8872: birth of Ishmael
8885: Covenant of circumcision
8886: birth of Isaac
8921: death of Terah (Abraham's father)
8924: death of Sarah
8926: Marriage of Isaac and Rebekah
8946: birth of Esau and Jacob
8961: death of Abraham
9009: death of Ishmael
9037: birth of Joseph
9054: Joseph sold into slavery
9066: death of Isaac
9067: Joseph becomes steward of Egypt
9076: Jacob goes into Egypt (this is uncertain - the text says that it was the second year of the famine when Joseph revealed himself to his brothers. Following this Jacob comes to Egypt and at least two years of famine remain. I therefore take Jacob to have entered Egypt in the second year of the famine.)
9093: death of Jacob
9147: death of Joseph

This would put the Exodus by the way at 9506 - four hundred and thirty years after Jacob's entry into Egypt. If we accept the consensus of historians that the Exodus took place around 1,500 B.C. we can work that back into our timeline and see that Abraham lived about 2,000 B.C., the Flood was about 5,000 B.C. and the creation of the world occured about 11,000 B.C.


Jim said...

You and I had talked a while back about a documentary that talked about Moses. It would appear, that by the evidence that was presented in the documentary, that the scholars and experts had missed it by some 1500 years. According to the documentary the entire event of the plaques coincides with scientific evidence and a fragment of a Pharoah's obilisk that describes the events. It is also know that the name of the Pharoah at the documentary's dates was translated from the Egyptian as "Brother of Moses." I still haven't found it, but when I do I will get both of us a copy.

Nana said...

This is very intriguing... I believe in a "young" earth, somewhere around 10,000 years.

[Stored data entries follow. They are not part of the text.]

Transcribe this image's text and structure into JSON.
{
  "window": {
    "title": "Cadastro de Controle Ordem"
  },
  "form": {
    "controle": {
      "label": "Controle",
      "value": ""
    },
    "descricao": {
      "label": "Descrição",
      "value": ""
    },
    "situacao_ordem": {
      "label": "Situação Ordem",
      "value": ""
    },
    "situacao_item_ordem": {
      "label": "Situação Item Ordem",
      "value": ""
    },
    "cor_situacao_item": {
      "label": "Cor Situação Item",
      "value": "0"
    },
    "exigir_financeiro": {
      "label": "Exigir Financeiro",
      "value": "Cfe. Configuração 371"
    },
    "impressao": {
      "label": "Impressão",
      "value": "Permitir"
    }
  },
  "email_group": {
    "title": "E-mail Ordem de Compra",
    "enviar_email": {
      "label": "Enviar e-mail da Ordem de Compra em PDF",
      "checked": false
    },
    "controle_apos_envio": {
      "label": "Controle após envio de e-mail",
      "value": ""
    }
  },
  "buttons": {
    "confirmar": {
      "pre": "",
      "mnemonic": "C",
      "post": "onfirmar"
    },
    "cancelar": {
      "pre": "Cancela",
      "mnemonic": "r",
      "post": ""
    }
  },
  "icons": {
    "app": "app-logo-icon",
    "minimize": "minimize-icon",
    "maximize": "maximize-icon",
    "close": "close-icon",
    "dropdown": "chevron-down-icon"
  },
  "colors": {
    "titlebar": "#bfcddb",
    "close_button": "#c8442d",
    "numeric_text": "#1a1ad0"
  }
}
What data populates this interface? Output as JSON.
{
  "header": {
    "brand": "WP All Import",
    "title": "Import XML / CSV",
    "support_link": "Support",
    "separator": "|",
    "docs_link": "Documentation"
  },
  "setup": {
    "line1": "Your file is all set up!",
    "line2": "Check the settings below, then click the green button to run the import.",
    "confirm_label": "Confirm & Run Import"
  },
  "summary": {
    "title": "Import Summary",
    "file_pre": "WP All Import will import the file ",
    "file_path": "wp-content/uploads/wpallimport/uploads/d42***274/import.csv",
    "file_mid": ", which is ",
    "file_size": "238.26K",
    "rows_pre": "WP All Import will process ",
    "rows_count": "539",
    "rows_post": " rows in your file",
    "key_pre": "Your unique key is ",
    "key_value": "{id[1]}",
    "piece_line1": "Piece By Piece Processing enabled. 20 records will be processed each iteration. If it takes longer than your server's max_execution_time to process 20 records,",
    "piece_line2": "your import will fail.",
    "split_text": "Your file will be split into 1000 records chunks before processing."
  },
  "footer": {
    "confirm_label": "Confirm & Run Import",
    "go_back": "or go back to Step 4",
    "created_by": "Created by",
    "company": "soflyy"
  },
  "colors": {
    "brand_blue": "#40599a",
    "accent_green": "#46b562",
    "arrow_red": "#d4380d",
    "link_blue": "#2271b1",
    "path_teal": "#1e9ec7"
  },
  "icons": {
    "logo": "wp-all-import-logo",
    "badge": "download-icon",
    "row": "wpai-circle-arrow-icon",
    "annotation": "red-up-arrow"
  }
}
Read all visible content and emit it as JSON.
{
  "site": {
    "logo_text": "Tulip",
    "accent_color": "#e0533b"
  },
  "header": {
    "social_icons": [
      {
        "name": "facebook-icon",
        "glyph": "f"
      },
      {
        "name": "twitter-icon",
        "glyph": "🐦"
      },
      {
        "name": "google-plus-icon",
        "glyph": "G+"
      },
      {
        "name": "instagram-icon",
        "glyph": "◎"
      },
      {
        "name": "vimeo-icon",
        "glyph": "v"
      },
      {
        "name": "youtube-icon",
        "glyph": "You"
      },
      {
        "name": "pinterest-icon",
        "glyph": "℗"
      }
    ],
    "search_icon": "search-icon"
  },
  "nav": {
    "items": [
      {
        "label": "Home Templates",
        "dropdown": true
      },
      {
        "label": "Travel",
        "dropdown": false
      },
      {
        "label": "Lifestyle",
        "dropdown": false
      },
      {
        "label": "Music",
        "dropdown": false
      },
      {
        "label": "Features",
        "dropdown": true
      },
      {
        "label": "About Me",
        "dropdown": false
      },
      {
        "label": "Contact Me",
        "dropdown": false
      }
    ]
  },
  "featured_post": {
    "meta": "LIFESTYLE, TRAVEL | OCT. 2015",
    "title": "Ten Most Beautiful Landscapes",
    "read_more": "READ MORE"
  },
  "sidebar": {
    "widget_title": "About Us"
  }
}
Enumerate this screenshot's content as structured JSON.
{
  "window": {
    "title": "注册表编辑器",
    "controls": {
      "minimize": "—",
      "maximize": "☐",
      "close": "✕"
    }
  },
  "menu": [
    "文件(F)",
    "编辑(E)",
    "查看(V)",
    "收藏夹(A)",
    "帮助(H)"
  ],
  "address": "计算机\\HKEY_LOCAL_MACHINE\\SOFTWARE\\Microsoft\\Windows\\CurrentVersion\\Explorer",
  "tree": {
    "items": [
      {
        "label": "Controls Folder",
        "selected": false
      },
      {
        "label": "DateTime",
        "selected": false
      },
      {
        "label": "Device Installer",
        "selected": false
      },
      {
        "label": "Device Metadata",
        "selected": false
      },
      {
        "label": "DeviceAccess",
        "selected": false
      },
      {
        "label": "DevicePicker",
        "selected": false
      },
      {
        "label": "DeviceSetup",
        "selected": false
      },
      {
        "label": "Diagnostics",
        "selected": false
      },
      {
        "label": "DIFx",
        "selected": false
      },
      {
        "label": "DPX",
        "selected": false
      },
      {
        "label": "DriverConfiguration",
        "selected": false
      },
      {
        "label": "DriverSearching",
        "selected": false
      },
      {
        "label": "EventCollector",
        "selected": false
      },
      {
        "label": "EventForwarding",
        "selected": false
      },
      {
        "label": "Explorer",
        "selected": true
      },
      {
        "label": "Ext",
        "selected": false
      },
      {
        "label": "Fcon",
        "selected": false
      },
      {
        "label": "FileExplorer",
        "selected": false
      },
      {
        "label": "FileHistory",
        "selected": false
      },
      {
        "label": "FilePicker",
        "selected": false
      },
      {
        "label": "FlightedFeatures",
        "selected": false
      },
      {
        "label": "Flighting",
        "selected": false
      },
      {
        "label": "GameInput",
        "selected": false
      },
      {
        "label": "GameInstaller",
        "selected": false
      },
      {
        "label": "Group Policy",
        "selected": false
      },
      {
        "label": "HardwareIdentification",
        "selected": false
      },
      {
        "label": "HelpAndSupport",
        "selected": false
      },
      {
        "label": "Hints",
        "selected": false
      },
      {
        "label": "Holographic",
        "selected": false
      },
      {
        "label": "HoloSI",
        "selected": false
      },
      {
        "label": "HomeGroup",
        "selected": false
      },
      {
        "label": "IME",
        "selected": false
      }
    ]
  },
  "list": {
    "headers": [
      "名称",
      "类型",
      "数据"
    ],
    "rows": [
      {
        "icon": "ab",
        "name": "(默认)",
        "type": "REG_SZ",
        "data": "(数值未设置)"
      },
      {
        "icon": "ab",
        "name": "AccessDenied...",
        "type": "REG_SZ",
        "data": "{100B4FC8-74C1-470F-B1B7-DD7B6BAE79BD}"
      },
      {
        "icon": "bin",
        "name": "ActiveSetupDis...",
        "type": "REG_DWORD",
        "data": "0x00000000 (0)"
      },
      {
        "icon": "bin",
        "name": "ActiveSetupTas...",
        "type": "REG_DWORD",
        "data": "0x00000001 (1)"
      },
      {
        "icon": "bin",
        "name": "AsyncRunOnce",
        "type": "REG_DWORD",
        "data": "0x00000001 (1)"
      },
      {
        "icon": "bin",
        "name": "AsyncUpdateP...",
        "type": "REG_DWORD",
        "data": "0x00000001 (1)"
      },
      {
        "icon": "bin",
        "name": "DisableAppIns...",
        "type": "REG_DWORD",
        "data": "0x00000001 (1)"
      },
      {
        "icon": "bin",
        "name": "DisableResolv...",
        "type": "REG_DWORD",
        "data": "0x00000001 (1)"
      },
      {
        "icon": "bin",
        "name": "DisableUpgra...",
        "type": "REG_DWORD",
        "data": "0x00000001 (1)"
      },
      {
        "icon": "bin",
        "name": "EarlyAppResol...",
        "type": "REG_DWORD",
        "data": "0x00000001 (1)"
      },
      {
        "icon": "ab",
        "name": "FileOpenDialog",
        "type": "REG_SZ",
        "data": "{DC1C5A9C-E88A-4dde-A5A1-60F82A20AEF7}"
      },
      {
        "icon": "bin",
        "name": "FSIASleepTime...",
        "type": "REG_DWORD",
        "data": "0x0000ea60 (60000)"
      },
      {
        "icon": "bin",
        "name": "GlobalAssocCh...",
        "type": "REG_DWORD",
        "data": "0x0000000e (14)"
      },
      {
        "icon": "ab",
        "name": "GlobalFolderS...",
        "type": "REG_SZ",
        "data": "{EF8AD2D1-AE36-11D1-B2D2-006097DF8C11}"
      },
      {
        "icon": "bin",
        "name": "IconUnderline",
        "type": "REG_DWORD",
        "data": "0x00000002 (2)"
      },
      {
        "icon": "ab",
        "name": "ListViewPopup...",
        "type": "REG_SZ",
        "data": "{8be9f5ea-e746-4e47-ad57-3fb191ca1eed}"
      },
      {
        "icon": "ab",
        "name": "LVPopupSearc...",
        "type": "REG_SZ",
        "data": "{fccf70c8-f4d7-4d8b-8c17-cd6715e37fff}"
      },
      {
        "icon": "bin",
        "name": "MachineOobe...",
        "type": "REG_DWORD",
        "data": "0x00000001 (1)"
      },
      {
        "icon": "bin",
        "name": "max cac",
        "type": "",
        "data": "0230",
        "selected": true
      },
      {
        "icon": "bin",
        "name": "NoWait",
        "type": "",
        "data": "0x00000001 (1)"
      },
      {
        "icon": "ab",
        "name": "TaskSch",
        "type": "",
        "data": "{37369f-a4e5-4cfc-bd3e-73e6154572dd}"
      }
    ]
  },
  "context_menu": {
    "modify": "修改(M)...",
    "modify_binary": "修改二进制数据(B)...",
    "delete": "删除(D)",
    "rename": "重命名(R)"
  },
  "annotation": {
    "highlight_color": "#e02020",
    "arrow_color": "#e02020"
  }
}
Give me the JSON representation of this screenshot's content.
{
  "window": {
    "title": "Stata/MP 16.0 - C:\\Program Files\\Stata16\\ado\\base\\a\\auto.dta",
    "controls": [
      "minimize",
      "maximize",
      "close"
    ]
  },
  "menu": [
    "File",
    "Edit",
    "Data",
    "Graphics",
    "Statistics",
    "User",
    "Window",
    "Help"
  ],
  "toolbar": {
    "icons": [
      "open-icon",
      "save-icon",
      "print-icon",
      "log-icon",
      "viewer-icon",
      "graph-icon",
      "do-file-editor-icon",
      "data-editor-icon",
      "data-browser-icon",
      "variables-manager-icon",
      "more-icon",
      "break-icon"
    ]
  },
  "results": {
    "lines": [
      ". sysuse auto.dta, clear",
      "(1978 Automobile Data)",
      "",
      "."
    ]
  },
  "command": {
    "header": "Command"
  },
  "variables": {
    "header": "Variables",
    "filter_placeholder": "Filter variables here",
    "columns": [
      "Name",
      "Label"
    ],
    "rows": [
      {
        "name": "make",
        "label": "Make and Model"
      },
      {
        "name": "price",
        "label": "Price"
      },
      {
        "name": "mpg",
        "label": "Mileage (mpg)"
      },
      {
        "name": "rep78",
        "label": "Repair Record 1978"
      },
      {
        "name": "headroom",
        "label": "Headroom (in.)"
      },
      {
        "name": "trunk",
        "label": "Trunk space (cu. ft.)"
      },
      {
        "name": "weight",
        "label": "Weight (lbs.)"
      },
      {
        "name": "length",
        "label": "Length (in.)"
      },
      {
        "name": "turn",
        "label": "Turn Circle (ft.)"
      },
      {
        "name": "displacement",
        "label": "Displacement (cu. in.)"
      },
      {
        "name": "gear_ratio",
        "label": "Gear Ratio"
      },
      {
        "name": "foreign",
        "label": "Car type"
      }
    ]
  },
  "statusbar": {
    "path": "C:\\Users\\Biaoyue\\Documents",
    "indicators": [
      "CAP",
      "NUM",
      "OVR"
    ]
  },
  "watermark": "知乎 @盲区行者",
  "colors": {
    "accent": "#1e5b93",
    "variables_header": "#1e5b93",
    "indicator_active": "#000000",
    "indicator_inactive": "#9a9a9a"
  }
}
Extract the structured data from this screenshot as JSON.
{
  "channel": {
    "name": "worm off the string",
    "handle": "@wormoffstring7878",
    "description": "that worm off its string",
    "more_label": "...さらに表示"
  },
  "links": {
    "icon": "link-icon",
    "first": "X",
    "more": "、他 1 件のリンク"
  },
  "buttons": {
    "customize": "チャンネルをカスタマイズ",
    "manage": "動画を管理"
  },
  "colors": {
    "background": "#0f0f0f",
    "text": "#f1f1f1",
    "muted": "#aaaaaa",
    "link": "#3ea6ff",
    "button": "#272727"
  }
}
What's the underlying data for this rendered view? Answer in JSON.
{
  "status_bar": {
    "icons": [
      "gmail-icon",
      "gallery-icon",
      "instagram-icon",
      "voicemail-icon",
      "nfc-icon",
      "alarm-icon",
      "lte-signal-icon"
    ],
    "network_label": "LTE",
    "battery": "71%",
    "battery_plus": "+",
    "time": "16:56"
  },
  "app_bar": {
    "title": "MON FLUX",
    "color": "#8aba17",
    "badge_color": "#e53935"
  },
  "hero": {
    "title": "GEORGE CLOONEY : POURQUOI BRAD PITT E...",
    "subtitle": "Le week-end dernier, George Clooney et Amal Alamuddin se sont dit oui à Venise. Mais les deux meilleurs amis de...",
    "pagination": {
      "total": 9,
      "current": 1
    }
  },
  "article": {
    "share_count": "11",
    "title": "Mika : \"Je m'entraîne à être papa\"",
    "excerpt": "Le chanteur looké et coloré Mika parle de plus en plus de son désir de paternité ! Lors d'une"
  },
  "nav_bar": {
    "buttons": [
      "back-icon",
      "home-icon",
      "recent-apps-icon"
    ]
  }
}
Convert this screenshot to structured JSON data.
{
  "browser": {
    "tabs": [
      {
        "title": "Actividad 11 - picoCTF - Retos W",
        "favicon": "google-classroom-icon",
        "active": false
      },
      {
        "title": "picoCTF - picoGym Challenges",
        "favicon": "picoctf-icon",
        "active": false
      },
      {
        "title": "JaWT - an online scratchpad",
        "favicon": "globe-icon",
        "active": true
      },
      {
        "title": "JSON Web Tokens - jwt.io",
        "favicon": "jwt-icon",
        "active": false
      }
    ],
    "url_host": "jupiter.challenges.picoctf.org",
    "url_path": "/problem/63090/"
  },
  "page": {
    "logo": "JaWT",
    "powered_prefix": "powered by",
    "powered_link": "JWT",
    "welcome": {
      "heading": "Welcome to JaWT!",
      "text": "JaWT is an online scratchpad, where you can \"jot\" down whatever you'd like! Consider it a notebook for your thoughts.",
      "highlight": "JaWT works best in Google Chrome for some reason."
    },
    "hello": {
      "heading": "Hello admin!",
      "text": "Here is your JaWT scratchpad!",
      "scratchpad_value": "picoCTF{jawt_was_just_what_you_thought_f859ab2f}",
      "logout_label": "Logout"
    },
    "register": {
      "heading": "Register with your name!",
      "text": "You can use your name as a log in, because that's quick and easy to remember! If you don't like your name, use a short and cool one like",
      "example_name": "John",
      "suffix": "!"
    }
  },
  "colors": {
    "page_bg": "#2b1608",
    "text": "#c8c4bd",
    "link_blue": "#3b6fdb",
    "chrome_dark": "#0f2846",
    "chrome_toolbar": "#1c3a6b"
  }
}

Your timeline certainly fits that.
And to think...it all started with the Konos timeline in the back hallway - your interest in historical chronologies, I mean.

John said...

I remember talking to you about that; I'd love to see that documentary.

It just makes more sense, doesn't it? What sort of dates did the Konos timeline give for Abraham and the Exodus? I must confess I don't remember all the details.